Dedupe 25PB using dedupe and lsf possible?

What is the problem you are having with rclone?

Too much data to dedupe, not having issue per se with rclone dedupe wondering if there might be a better way by somehow combining dedupe with lsf results.

Run the command 'rclone version' and share the full output of the command.

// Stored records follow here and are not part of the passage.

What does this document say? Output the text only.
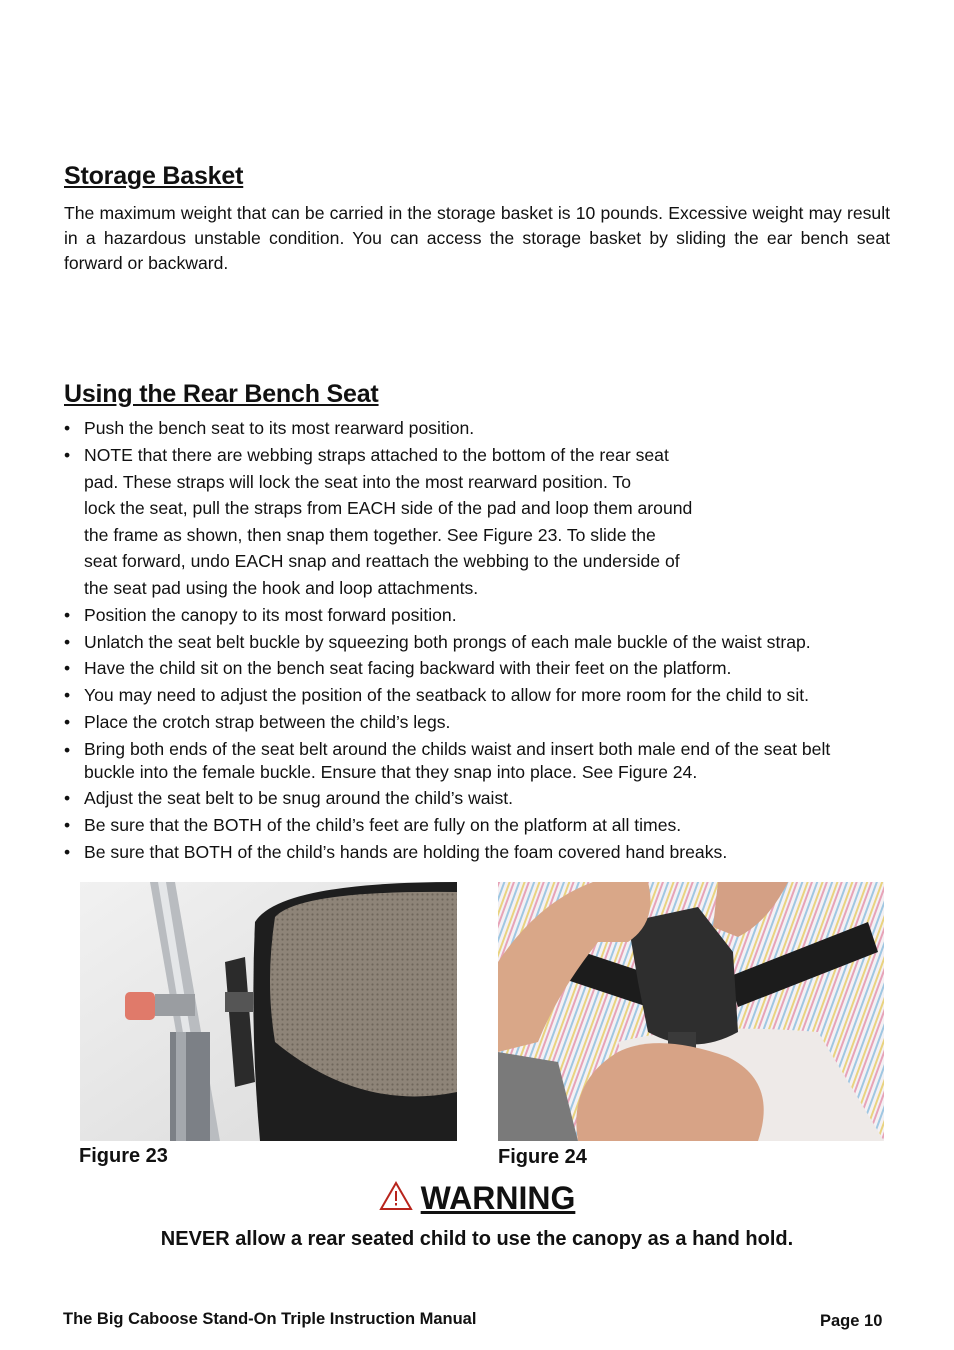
Storage Basket

The maximum weight that can be carried in the storage basket is 10 pounds. Excessive weight may result in a hazardous unstable condition. You can access the storage basket by sliding the ear bench seat forward or backward.

Using the Rear Bench Seat
• Push the bench seat to its most rearward position.
• NOTE that there are webbing straps attached to the bottom of the rear seat
pad. These straps will lock the seat into the most rearward position. To
lock the seat, pull the straps from EACH side of the pad and loop them around
the frame as shown, then snap them together. See Figure 23. To slide the
seat forward, undo EACH snap and reattach the webbing to the underside of
the seat pad using the hook and loop attachments.
• Position the canopy to its most forward position.
• Unlatch the seat belt buckle by squeezing both prongs of each male buckle of the waist strap.
• Have the child sit on the bench seat facing backward with their feet on the platform.
• You may need to adjust the position of the seatback to allow for more room for the child to sit.
• Place the crotch strap between the child’s legs.
• Bring both ends of the seat belt around the childs waist and insert both male end of the seat belt
buckle into the female buckle. Ensure that they snap into place. See Figure 24.
• Adjust the seat belt to be snug around the child’s waist.
• Be sure that the BOTH of the child’s feet are fully on the platform at all times.
• Be sure that BOTH of the child’s hands are holding the foam covered hand breaks.
Figure 23	Figure 24
WARNING
NEVER allow a rear seated child to use the canopy as a hand hold.
The Big Caboose Stand-On Triple Instruction Manual	Page 10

- os/version: Microsoft Windows Server 2019 Standard 1809 (64 bit)
- os/kernel: 10.0.17763.5576 (x86_64)
- os/type: windows
- os/arch: amd64
- go/version: go1.22.1
- go/linking: static
- go/tags: cmount

Which cloud storage system are you using? (eg Google Drive)

Google Drive

The command you were trying to run (eg rclone copy /tmp remote:tmp)

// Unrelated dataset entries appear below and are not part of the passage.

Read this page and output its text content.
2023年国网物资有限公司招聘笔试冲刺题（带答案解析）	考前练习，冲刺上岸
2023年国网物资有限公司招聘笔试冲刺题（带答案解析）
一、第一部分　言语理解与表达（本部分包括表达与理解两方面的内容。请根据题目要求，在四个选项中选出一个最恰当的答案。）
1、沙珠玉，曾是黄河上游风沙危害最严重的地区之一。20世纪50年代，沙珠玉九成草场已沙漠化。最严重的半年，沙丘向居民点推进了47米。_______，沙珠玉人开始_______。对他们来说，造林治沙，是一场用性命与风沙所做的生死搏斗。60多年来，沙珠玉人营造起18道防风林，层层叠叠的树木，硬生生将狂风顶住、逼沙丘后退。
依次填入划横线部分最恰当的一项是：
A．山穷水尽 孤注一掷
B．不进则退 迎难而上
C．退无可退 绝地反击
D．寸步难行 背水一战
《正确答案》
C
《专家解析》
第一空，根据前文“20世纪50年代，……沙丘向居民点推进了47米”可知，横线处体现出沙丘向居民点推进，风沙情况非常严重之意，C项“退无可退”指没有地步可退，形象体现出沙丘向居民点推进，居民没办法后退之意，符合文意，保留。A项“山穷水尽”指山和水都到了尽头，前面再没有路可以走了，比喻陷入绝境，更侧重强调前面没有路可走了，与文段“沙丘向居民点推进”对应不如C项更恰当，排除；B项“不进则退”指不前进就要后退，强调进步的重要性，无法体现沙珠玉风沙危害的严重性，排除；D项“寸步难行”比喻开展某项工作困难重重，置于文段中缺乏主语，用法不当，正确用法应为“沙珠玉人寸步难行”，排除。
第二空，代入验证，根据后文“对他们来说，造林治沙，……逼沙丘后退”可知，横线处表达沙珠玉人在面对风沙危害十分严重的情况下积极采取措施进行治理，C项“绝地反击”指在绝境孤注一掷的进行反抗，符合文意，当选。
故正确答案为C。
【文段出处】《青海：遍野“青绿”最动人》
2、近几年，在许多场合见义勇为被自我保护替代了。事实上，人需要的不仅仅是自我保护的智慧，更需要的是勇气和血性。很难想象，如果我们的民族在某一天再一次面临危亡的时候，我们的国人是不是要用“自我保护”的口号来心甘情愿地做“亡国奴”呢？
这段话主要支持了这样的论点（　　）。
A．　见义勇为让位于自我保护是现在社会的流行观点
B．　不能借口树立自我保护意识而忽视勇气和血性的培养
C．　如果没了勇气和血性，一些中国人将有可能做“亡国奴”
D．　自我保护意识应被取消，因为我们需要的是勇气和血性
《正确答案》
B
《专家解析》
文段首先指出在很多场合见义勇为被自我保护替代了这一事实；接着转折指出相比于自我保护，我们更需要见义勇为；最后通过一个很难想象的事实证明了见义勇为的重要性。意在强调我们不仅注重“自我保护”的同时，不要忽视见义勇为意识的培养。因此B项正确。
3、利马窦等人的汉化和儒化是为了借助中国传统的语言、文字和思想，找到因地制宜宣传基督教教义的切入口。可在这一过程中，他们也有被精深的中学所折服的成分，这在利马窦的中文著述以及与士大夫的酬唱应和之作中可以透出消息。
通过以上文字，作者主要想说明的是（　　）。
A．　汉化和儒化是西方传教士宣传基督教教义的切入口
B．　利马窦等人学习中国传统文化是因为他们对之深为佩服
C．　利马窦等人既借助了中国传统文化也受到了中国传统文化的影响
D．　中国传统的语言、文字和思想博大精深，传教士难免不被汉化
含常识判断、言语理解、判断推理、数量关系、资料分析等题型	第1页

rclone dedupe REMOTE:/ --buffer-size 2048M --fast-list --by-hash --dedupe-mode newest --checkers 200 --drive-chunk-size 1024M --drive-use-trash=false --config=drives2.conf

Please run 'rclone config redacted' and share the full output.

[REMOTE]
type = drive
scope = drive
service_account_file = sa\3457.json
team_drive = XXX
server_side_across_configs = true

So I am trying to dedupe 25 PB worth of data spread across a great many TD.

Running lsf like this

rclone lsf --use-json-log --recursive REMOTE: > .\MD5-5\REMOTE.txt --format psthi --separator " ||| " --config=drives2.conf

Gives me a list on everything on each drive, including the md5 value including the Gdrive Object ID's

Just running lsf on all the drives through a batch process which does 320 drives at the same time takes about 6 hours before I get full list of everything on all drives.

So I assume that trying to do dedupe across the drives would take forever.

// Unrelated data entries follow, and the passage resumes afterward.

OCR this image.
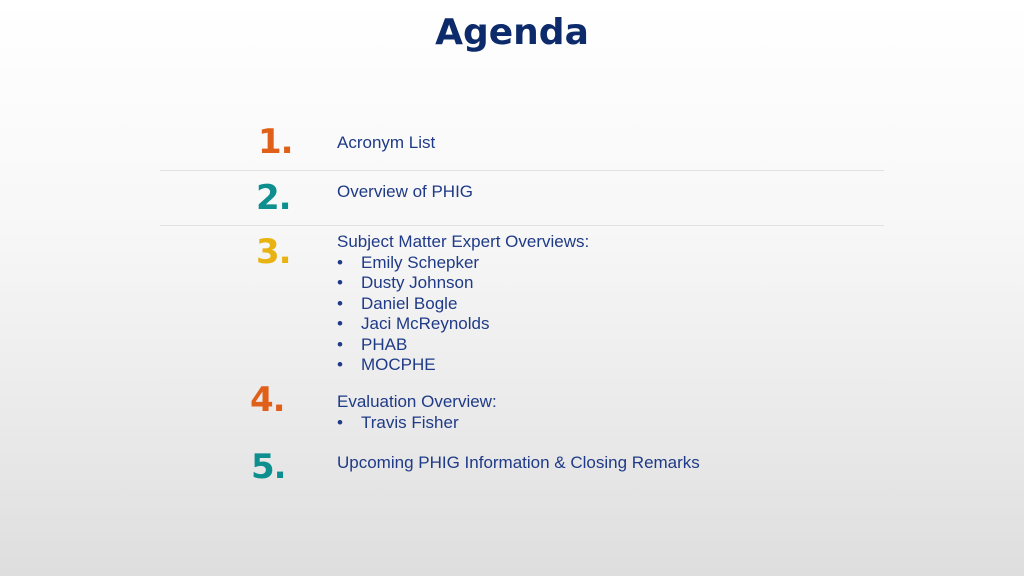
Agenda
1.	Acronym List
2.	Overview of PHIG
3.	Subject Matter Expert Overviews:
• Emily Schepker
• Dusty Johnson
• Daniel Bogle
• Jaci McReynolds
• PHAB
• MOCPHE
4.	Evaluation Overview:
• Travis Fisher
5.	Upcoming PHIG Information & Closing Remarks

I am wondering though IF there might be a trick to get dedupe to use say a single lsf file providing the info required for dedupe to do its thing?

So example might be feeding dedupe a file which only has the md5, date, and GDrive ID.

Then telling rclone to use that file to purge all matching md5 values leaving only the newest file.

No such functionality exist at the moment.

Size of data is irrelevant here as nothing is transferred. What matters is number of files. A rule of thumb is 1k of RAM per file so you need 1GB RAM for every 1 million files. lsf is slow on gdrive so maybe you do not have huge number of files anyway.

Not necessarily. Assuming you have enough of RAM you should try to run it with -vv flag. I guess it will take 6h+ before deduplication starts but then you will see how fast it progress. You can always use --dry-run if you do not want to delete anything when experimenting.

According to lsf there are over 30 million objects.

So then let's try it this way.

Since I have the lsf for every object. IS there any tool/script etcc out there where I could give it the full list of MD5,ObjectID,Date and tell that tool to output list of duplicates, leaving the Newest file out of the list?

Been trying wrap my head around trying to find a way to even get a lsit of just the dupes using lsf data.

If that was possible then I have tool where I can simply provide the list of ObjectID and it would feed them through the Google Delete API.

Obviously it is easy to take the lsf info and only export the lines where there is a matching MD5 value.

But that list means I still have to find a way to create another file telling me only the duplicates leaving the newest file out of that list.

Hope that makes sense

When you have a list then indeed it can be done programmatically.

Maybe somebody did it and will be so nice to share it:)

I found this thread looking for dedupe advice ... see Question about Google Drive usage & duplicates for a script that might be helpful in organizing the results of lsf to find dupes.

I also cannot run dedupe on all my files .. but with lsf I can go folder by folder and then combine my results.

This topic was automatically closed 30 days after the last reply. New replies are no longer allowed.